Daily Worship

Fortified, grateful and content

Linda Pollock April 03, 2020 0 1
Image credit: Unsplash
Listen to this daily worship

John 6: 47-59 (NRSVA)

47 Very truly, I tell you, whoever believes has eternal life. 48 I am the bread of life. 49 Your ancestors ate the manna in the wilderness, and they died. 50 This is the bread that comes down from heaven, so that one may eat of it and not die. 51 I am the living bread that came down from heaven. Whoever eats of this bread will live for ever; and the bread that I will give for the life of the world is my flesh.’

52 The Jews then disputed among themselves, saying, ‘How can this man give us his flesh to eat?’ 53 So Jesus said to them, ‘Very truly, I tell you, unless you eat the flesh of the Son of Man and drink his blood, you have no life in you. 54 Those who eat my flesh and drink my blood have eternal life, and I will raise them up on the last day; 55 for my flesh is true food and my blood is true drink. 56 Those who eat my flesh and drink my blood abide in me, and I in them. 57 Just as the living Father sent me, and I live because of the Father, so whoever eats me will live because of me. 58 This is the bread that came down from heaven, not like that which your ancestors ate, and they died. But the one who eats this bread will live for ever.’ 59 He said these things while he was teaching in the synagogue at Capernaum.

Saint John has seven “I am” sayings in his account of the life of Jesus. The first saying is in 6:48, “I am the bread of life.” 

The seven sayings are all deeply connected to everyday life experiences — there is a door, a shepherd, light, life and death, and wine. 

In the ancient world each statement would have been more significant than for us today. Wine was drunk because the water was unclean, and bread was the staple for people in this middle eastern context. When Jesus declared that He was the bread of life, He was indicating the intimacy He offered if we choose to participate in Him.

For me, the sacrament of Holy Communion is the most intimate of our worshipping activities… we become one with the Divine. But there is more to this than simply eating bread.

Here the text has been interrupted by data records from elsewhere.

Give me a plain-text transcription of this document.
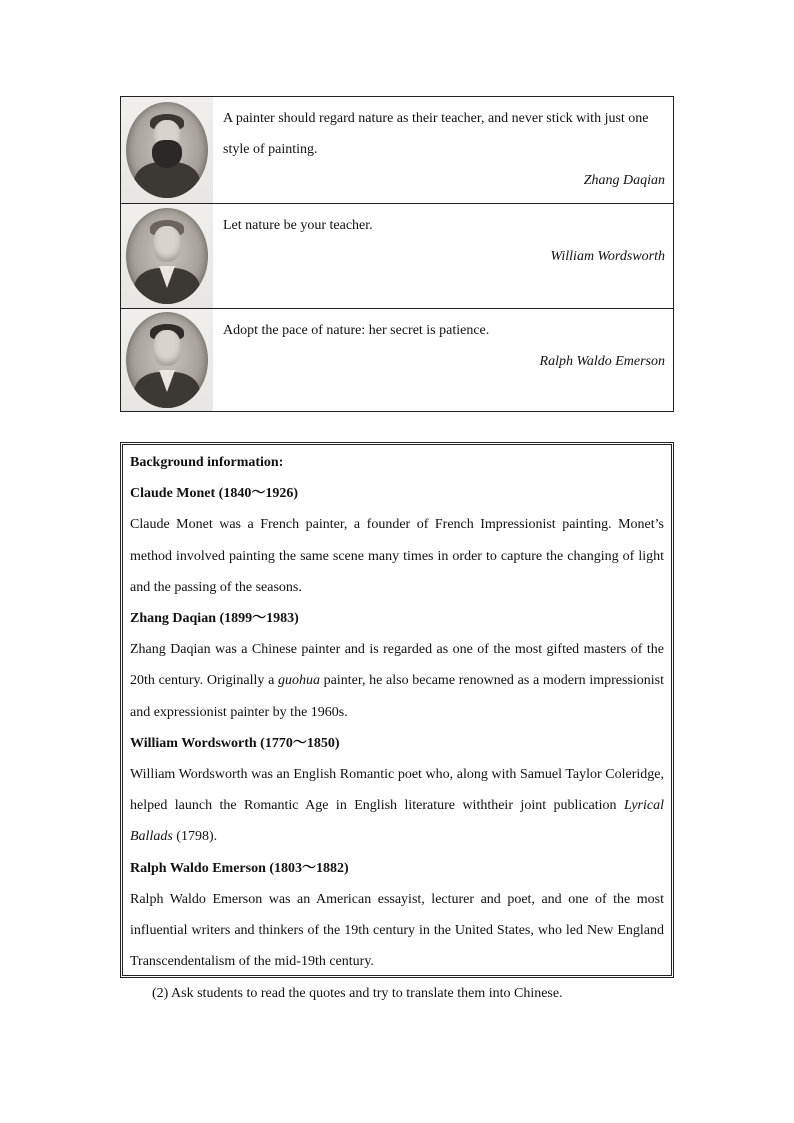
A painter should regard nature as their teacher, and never stick with just one style of painting.
Zhang Daqian
Let nature be your teacher.
William Wordsworth
Adopt the pace of nature: her secret is patience.
Ralph Waldo Emerson

Background information:

Claude Monet (1840～1926)

Claude Monet was a French painter, a founder of French Impressionist painting. Monet’s method involved painting the same scene many times in order to capture the changing of light and the passing of the seasons.

Zhang Daqian (1899～1983)

Zhang Daqian was a Chinese painter and is regarded as one of the most gifted masters of the 20th century. Originally a guohua painter, he also became renowned as a modern impressionist and expressionist painter by the 1960s.

William Wordsworth (1770～1850)

William Wordsworth was an English Romantic poet who, along with Samuel Taylor Coleridge, helped launch the Romantic Age in English literature withtheir joint publication Lyrical Ballads (1798).

Ralph Waldo Emerson (1803～1882)

Ralph Waldo Emerson was an American essayist, lecturer and poet, and one of the most influential writers and thinkers of the 19th century in the United States, who led New England Transcendentalism of the mid-19th century.

(2) Ask students to read the quotes and try to translate them into Chinese.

When I was a student in Seminary, Holy Communion was always served by intinction. That entailed several students standing either side of the Minister and holding large cups of wine and large plates with one loaf of bread broken in two. We would leave our seats and walk forward. Upon reaching the bread, we were told, “this is the body of Christ broken for you,” we would tear off a piece of bread and proceed to the wine, once there we were told, “this is the cup of the new covenant sealed in Christ’s blood for you,” we could dip our bread into the cup or we could drink from the cup.

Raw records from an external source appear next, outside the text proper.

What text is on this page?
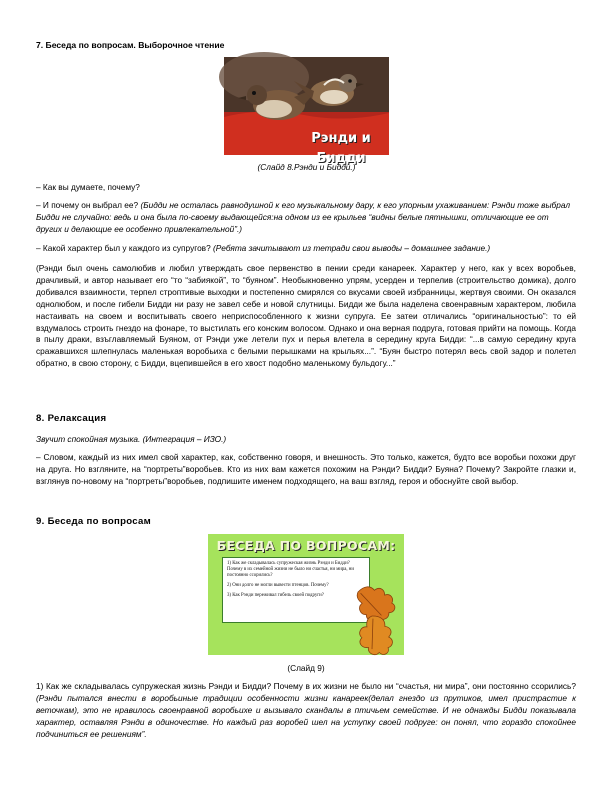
7. Беседа по вопросам. Выборочное чтение
Рэнди и Бидди
(Слайд 8.Рэнди и Бидди.)
– Как вы думаете, почему?
– И почему он выбрал ее? (Бидди не осталась равнодушной к его музыкальному дару, к его упорным ухаживанием: Рэнди тоже выбрал Бидди не случайно: ведь и она была по-своему выдающейся:на одном из ее крыльев “видны белые пятнышки, отличающие ее от других и делающие ее особенно привлекательной”.)
– Какой характер был у каждого из супругов? (Ребята зачитывают из тетради свои выводы – домашнее задание.)
(Рэнди был очень самолюбив и любил утверждать свое первенство в пении среди канареек. Характер у него, как у всех воробьев, драчливый, и автор называет его “то “забиякой”, то “буяном”. Необыкновенно упрям, усерден и терпелив (строительство домика), долго добивался взаимности, терпел строптивые выходки и постепенно смирялся со вкусами своей избранницы, жертвуя своими. Он оказался однолюбом, и после гибели Бидди ни разу не завел себе и новой слутницы. Бидди же была наделена своенравным характером, любила настаивать на своем и воспитывать своего неприспособленного к жизни супруга. Ее затеи отличались “оригинальностью”: то ей вздумалось строить гнездо на фонаре, то выстилать его конским волосом. Однако и она верная подруга, готовая прийти на помощь. Когда в пылу драки, взъглавляемый Буяном, от Рэнди уже летели пух и перья влетела в середину круга Бидди: “...в самую середину круга сражавшихся шлепнулась маленькая воробьиха с белыми перышками на крыльях...”. “Буян быстро потерял весь свой задор и полетел обратно, в свою сторону, с Бидди, вцепившейся в его хвост подобно маленькому бульдогу...”
8. Релаксация
Звучит спокойная музыка. (Интеграция – ИЗО.)
– Словом, каждый из них имел свой характер, как, собственно говоря, и внешность. Это только, кажется, будто все воробьи похожи друг на друга. Но взгляните, на “портреты”воробьев. Кто из них вам кажется похожим на Рэнди? Бидди? Буяна? Почему? Закройте глазки и, взглянув по-новому на “портреты”воробьев, подпишите именем подходящего, на ваш взгляд, героя и обоснуйте свой выбор.
9. Беседа по вопросам
БЕСЕДА ПО ВОПРОСАМ:
1) Как же складывалась супружеская жизнь Рэнди и Бидди? Почему в их семейной жизни не было ни счастья, ни мира, ни постоянно ссорились?
2) Они долго не могли вывести птенцов. Почему?
3) Как Рэнди переживал гибель своей подруги?
(Слайд 9)
1) Как же складывалась супружеская жизнь Рэнди и Бидди? Почему в их жизни не было ни “счастья, ни мира”, они постоянно ссорились? (Рэнди пытался внести в воробьиные традиции особенности жизни канареек(делал гнездо из прутиков, имел пристрастие к веточкам), это не нравилось своенравной воробьихе и вызывало скандалы в птичьем семействе. И не однажды Бидди показывала характер, оставляя Рэнди в одиночестве. Но каждый раз воробей шел на уступку своей подруге: он понял, что гораздо спокойнее подчиниться ее решениям”.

The action of getting out of my seat, standing in line and moving slowly, gently, forward, there was time to be still and to ponder, and then to be blessed by a peer with those ancient words… It was a gift, a beautiful gift. I always left fortified, grateful and content. Leaving my seat, humbly walking forward and receiving – it’s all activity, and it reminds me of the words of Jesus in verse 57, He was ‘sent’ by God, He moved from His place with the heavenly host and all those who have gone before us, He, the King of Kings, moved to show how great the love of God was for us. Do you see how this love shows us that we too must be willing to move from our “heavenly host” our place of security and love, to a place where the only guarantee is that Jesus has gone before us?

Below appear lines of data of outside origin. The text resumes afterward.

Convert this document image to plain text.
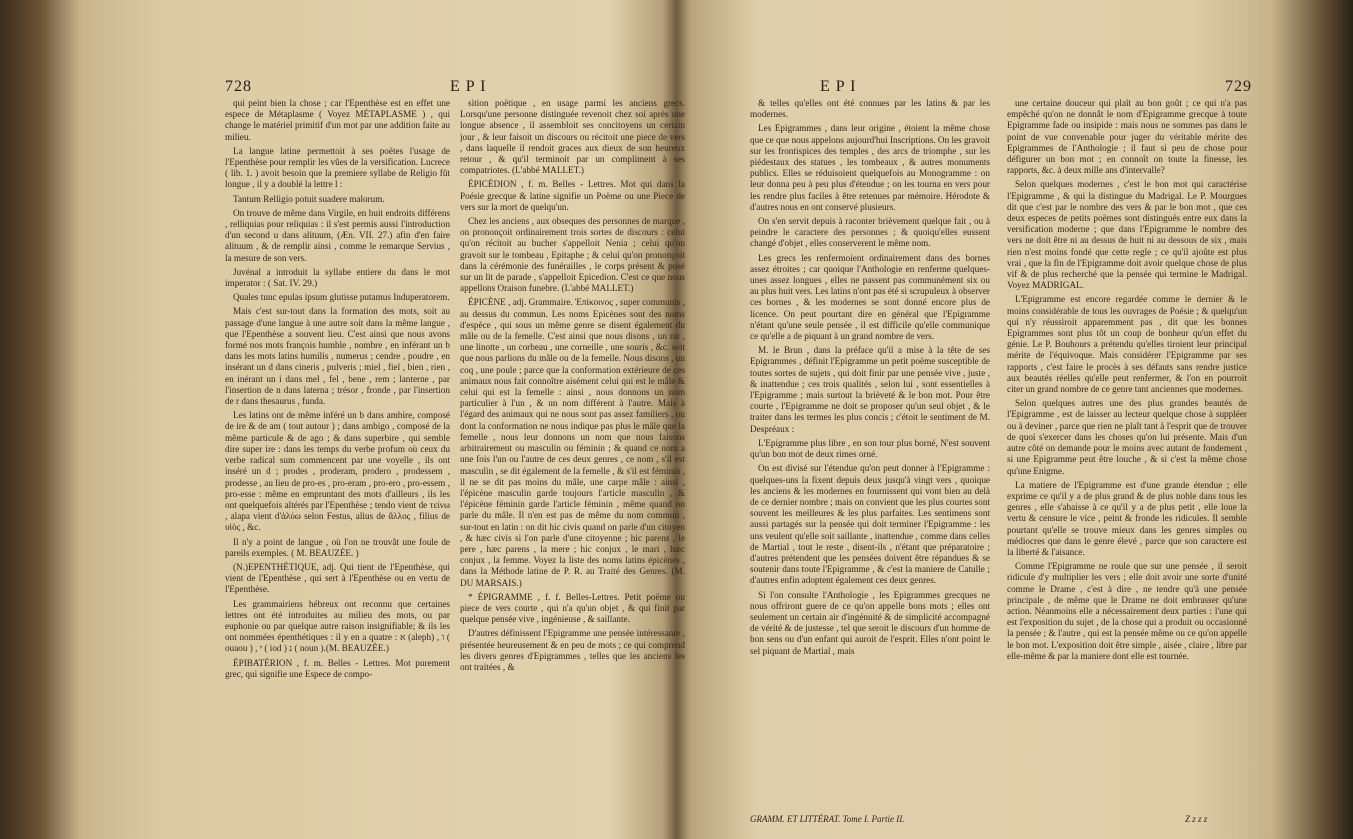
728	E P I

qui peint bien la chose ; car l'Epenthèse est en effet une espece de Métaplasme ( Voyez MÉTAPLASME ) , qui change le matériel primitif d'un mot par une addition faite au milieu.

La langue latine permettoit à ses poëtes l'usage de l'Epenthèse pour remplir les vûes de la versification. Lucrece ( lib. 1. ) avoit besoin que la premiere syllabe de Religio fût longue , il y a doublé la lettre l :

Tantum Relligio potuit suadere malorum.

On trouve de même dans Virgile, en huit endroits différens , relliquias pour reliquias : il s'est permis aussi l'introduction d'un second u dans alituum, (Æn. VII. 27.) afin d'en faire alituum , & de remplir ainsi , comme le remarque Servius , la mesure de son vers.

Juvénal a introduit la syllabe entiere du dans le mot imperator : ( Sat. IV. 29.)

Quales tunc epulas ipsum glutisse putamus Induperatorem.

Mais c'est sur-tout dans la formation des mots, soit au passage d'une langue à une autre soit dans la même langue , que l'Epenthèse a souvent lieu. C'est ainsi que nous avons formé nos mots françois humble , nombre , en inférant un b dans les mots latins humilis , numerus ; cendre , poudre , en insérant un d dans cineris , pulveris ; miel , fiel , bien , rien , en inérant un i dans mel , fel , bene , rem ; lanterne , par l'insertion de n dans laterna ; trésor , fronde , par l'insertion de r dans thesaurus , funda.

Les latins ont de même inféré un b dans ambire, composé de ire & de am ( tout autour ) ; dans ambigo , composé de la même particule & de ago ; & dans superbire , qui semble dire super ire : dans les temps du verbe profum où ceux du verbe radical sum commencent par une voyelle , ils ont inséré un d ; prodes , proderam, prodero , prodessem , prodesse , au lieu de pro-es , pro-eram , pro-ero , pro-essem , pro-esse : même en empruntant des mots d'ailleurs , ils les ont quelquefois altérés par l'Epenthèse ; tendo vient de τείνω , alapa vient d'ἀλύω selon Festus, alius de ἄλλος , filius de υἱὸς , &c.

Il n'y a point de langue , où l'on ne trouvât une foule de pareils exemples. ( M. BEAUZÉE. )

(N.)EPENTHÉTIQUE, adj. Qui tient de l'Epenthèse, qui vient de l'Epenthèse , qui sert à l'Epenthèse ou en vertu de l'Epenthèse.

Les grammairiens hébreux ont reconnu que certaines lettres ont été introduites au milieu des mots, ou par euphonie ou par quelque autre raison insignifiable; & ils les ont nommées épenthétiques : il y en a quatre : א (aleph) , ו ( ouaou ) , י ( iod ) נ ( noun ).(M. BEAUZÉE.)

ÉPIBATÉRION , f. m. Belles - Lettres. Mot purement grec, qui signifie une Espece de compo-

sition poëtique , en usage parmi les anciens grecs. Lorsqu'une personne distinguée revenoit chez soi après une longue absence , il assembloit ses concitoyens un certain jour , & leur faisoit un discours ou récitoit une piece de vers , dans laquelle il rendoit graces aux dieux de son heureux retour , & qu'il terminoit par un compliment à ses compatriotes. (L'abbé MALLET.)

ÉPICÉDION , f. m. Belles - Lettres. Mot qui dans la Poésie grecque & latine signifie un Poëme ou une Piece de vers sur la mort de quelqu'un.

Chez les anciens , aux obseques des personnes de marque , on prononçoit ordinairement trois sortes de discours : celui qu'on récitoit au bucher s'appelloit Nenia ; celui qu'on gravoit sur le tombeau , Epitaphe ; & celui qu'on prononçoit dans la cérémonie des funérailles , le corps présent & posé sur un lit de parade , s'appelloit Epicedion. C'est ce que nous appellons Oraison funebre. (L'abbé MALLET.)

ÉPICÈNE , adj. Grammaire. Ἐπίκοινος , super communis , au dessus du commun. Les noms Epicènes sont des noms d'espèce , qui sous un même genre se disent également du mâle ou de la femelle. C'est ainsi que nous disons , un rat , une linotte , un corbeau , une corneille , une souris , &c. soit que nous parlions du mâle ou de la femelle. Nous disons , un coq , une poule ; parce que la conformation extérieure de ces animaux nous fait connoître aisément celui qui est le mâle & celui qui est la femelle : ainsi , nous donnons un nom particulier à l'un , & un nom différent à l'autre. Mais à l'égard des animaux qui ne nous sont pas assez familiers , ou dont la conformation ne nous indique pas plus le mâle que la femelle , nous leur donnons un nom que nous faisons arbitrairement ou masculin ou féminin ; & quand ce nom a une fois l'un ou l'autre de ces deux genres , ce nom , s'il est masculin , se dit également de la femelle , & s'il est féminin , il ne se dit pas moins du mâle, une carpe mâle : ainsi , l'épicène masculin garde toujours l'article masculin , & l'épicène féminin garde l'article féminin , même quand on parle du mâle. Il n'en est pas de même du nom commun , sur-tout en latin : on dit hic civis quand on parle d'un citoyen , & hæc civis si l'on parle d'une citoyenne ; hic parens , le pere , hæc parens , la mere ; hic conjux , le mari , hæc conjux , la femme. Voyez la liste des noms latins épicènes , dans la Méthode latine de P. R. au Traité des Genres. (M. DU MARSAIS.)

* ÉPIGRAMME , f. f. Belles-Lettres. Petit poëme ou piece de vers courte , qui n'a qu'un objet , & qui finit par quelque pensée vive , ingénieuse , & saillante.

D'autres définissent l'Epigramme une pensée intéressante , présentée heureusement & en peu de mots ; ce qui comprend les divers genres d'Epigrammes , telles que les anciens les ont traitées , &

E P I	729

& telles qu'elles ont été connues par les latins & par les modernes.

Les Epigrammes , dans leur origine , étoient la même chose que ce que nous appelons aujourd'hui Inscriptions. On les gravoit sur les frontispices des temples , des arcs de triomphe , sur les piédestaux des statues , les tombeaux , & autres monuments publics. Elles se réduisoient quelquefois au Monogramme : on leur donna peu à peu plus d'étendue ; on les tourna en vers pour les rendre plus faciles à être retenues par mémoire. Hérodote & d'autres nous en ont conservé plusieurs.

On s'en servit depuis à raconter brièvement quelque fait , ou à peindre le caractere des personnes ; & quoiqu'elles eussent changé d'objet , elles conserverent le même nom.

Les grecs les renfermoient ordinairement dans des bornes assez étroites ; car quoique l'Anthologie en renferme quelques-unes assez longues , elles ne passent pas communément six ou au plus huit vers. Les latins n'ont pas été si scrupuleux à observer ces bornes , & les modernes se sont donné encore plus de licence. On peut pourtant dire en général que l'Epigramme n'étant qu'une seule pensée , il est difficile qu'elle communique ce qu'elle a de piquant à un grand nombre de vers.

M. le Brun , dans la préface qu'il a mise à la tête de ses Epigrammes , définit l'Epigramme un petit poëme susceptible de toutes sortes de sujets , qui doit finir par une pensée vive , juste , & inattendue ; ces trois qualités , selon lui , sont essentielles à l'Epigramme ; mais surtout la brièveté & le bon mot. Pour être courte , l'Epigramme ne doit se proposer qu'un seul objet , & le traiter dans les termes les plus concis ; c'étoit le sentiment de M. Despréaux :

L'Epigramme plus libre , en son tour plus borné, N'est souvent qu'un bon mot de deux rimes orné.

On est divisé sur l'étendue qu'on peut donner à l'Epigramme : quelques-uns la fixent depuis deux jusqu'à vingt vers , quoique les anciens & les modernes en fournissent qui vont bien au delà de ce dernier nombre ; mais on convient que les plus courtes sont souvent les meilleures & les plus parfaites. Les sentimens sont aussi partagés sur la pensée qui doit terminer l'Epigramme : les uns veulent qu'elle soit saillante , inattendue , comme dans celles de Martial , tout le reste , disent-ils , n'étant que préparatoire ; d'autres prétendent que les pensées doivent être répandues & se soutenir dans toute l'Epigramme , & c'est la maniere de Catulle ; d'autres enfin adoptent également ces deux genres.

Si l'on consulte l'Anthologie , les Epigrammes grecques ne nous offriront guere de ce qu'on appelle bons mots ; elles ont seulement un certain air d'ingénuité & de simplicité accompagné de vérité & de justesse , tel que seroit le discours d'un homme de bon sens ou d'un enfant qui auroit de l'esprit. Elles n'ont point le sel piquant de Martial , mais

une certaine douceur qui plaît au bon goût ; ce qui n'a pas empêché qu'on ne donnât le nom d'Epigramme grecque à toute Epigramme fade ou insipide : mais nous ne sommes pas dans le point de vue convenable pour juger du véritable mérite des Epigrammes de l'Anthologie ; il faut si peu de chose pour défigurer un bon mot ; en connoît on toute la finesse, les rapports, &c. à deux mille ans d'intervalle?

Selon quelques modernes , c'est le bon mot qui caractérise l'Epigramme , & qui la distingue du Madrigal. Le P. Mourgues dit que c'est par le nombre des vers & par le bon mot , que ces deux especes de petits poëmes sont distingués entre eux dans la versification moderne ; que dans l'Epigramme le nombre des vers ne doit être ni au dessus de huit ni au dessous de six , mais rien n'est moins fondé que cette regle ; ce qu'il ajoûte est plus vrai , que la fin de l'Epigramme doit avoir quelque chose de plus vif & de plus recherché que la pensée qui termine le Madrigal. Voyez MADRIGAL.

L'Epigramme est encore regardée comme le dernier & le moins considérable de tous les ouvrages de Poésie ; & quelqu'un qui n'y réussiroit apparemment pas , dit que les bonnes Epigrammes sont plus tôt un coup de bonheur qu'un effet du génie. Le P. Bouhours a prétendu qu'elles tiroient leur principal mérite de l'équivoque. Mais considérer l'Epigramme par ses rapports , c'est faire le procès à ses défauts sans rendre justice aux beautés réelles qu'elle peut renfermer, & l'on en pourroit citer un grand nombre de ce genre tant anciennes que modernes.

Selon quelques autres une des plus grandes beautés de l'Epigramme , est de laisser au lecteur quelque chose à suppléer ou à deviner , parce que rien ne plaît tant à l'esprit que de trouver de quoi s'exercer dans les choses qu'on lui présente. Mais d'un autre côté on demande pour le moins avec autant de fondement , si une Epigramme peut être louche , & si c'est la même chose qu'une Enigme.

La matiere de l'Epigramme est d'une grande étendue ; elle exprime ce qu'il y a de plus grand & de plus noble dans tous les genres , elle s'abaisse à ce qu'il y a de plus petit , elle loue la vertu & censure le vice , peint & fronde les ridicules. Il semble pourtant qu'elle se trouve mieux dans les genres simples ou médiocres que dans le genre élevé , parce que son caractere est la liberté & l'aisance.

Comme l'Epigramme ne roule que sur une pensée , il seroit ridicule d'y multiplier les vers ; elle doit avoir une sorte d'unité comme le Drame , c'est à dire , ne tendre qu'à une pensée principale , de même que le Drame ne doit embrasser qu'une action. Néanmoins elle a nécessairement deux parties : l'une qui est l'exposition du sujet , de la chose qui a produit ou occasionné la pensée ; & l'autre , qui est la pensée même ou ce qu'on appelle le bon mot. L'exposition doit être simple , aisée , claire , libre par elle-même & par la maniere dont elle est tournée.

GRAMM. ET LITTÉRAT. Tome I. Partie II.	Z z z z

Silence is one of the languages of God, please sit in silence and breathe in and out, slowly, intentionally and repeat the following phrase until your heartbeat slows down and you are focussing on God: “The Lord is here, His Spirit is in me.” Don’t ask for anything, don’t tell God anything — He already knows! Simply be silent.

Lent Disciplines

LENT DISCIPLINE — The Transforming Bread: Our Creator has made a creative humanity. Each day this week take a short amount of time to ‘make something’. Interpret ‘make’ however you like — bake, draw, paint, knit, stitch, build. Perhaps your making is ‘making time for someone’ by giving them a call. Or maybe there are other ways you can ‘make a difference’. Even as we are isolated in our homes there are things we can make and do and opportunities to bless one another.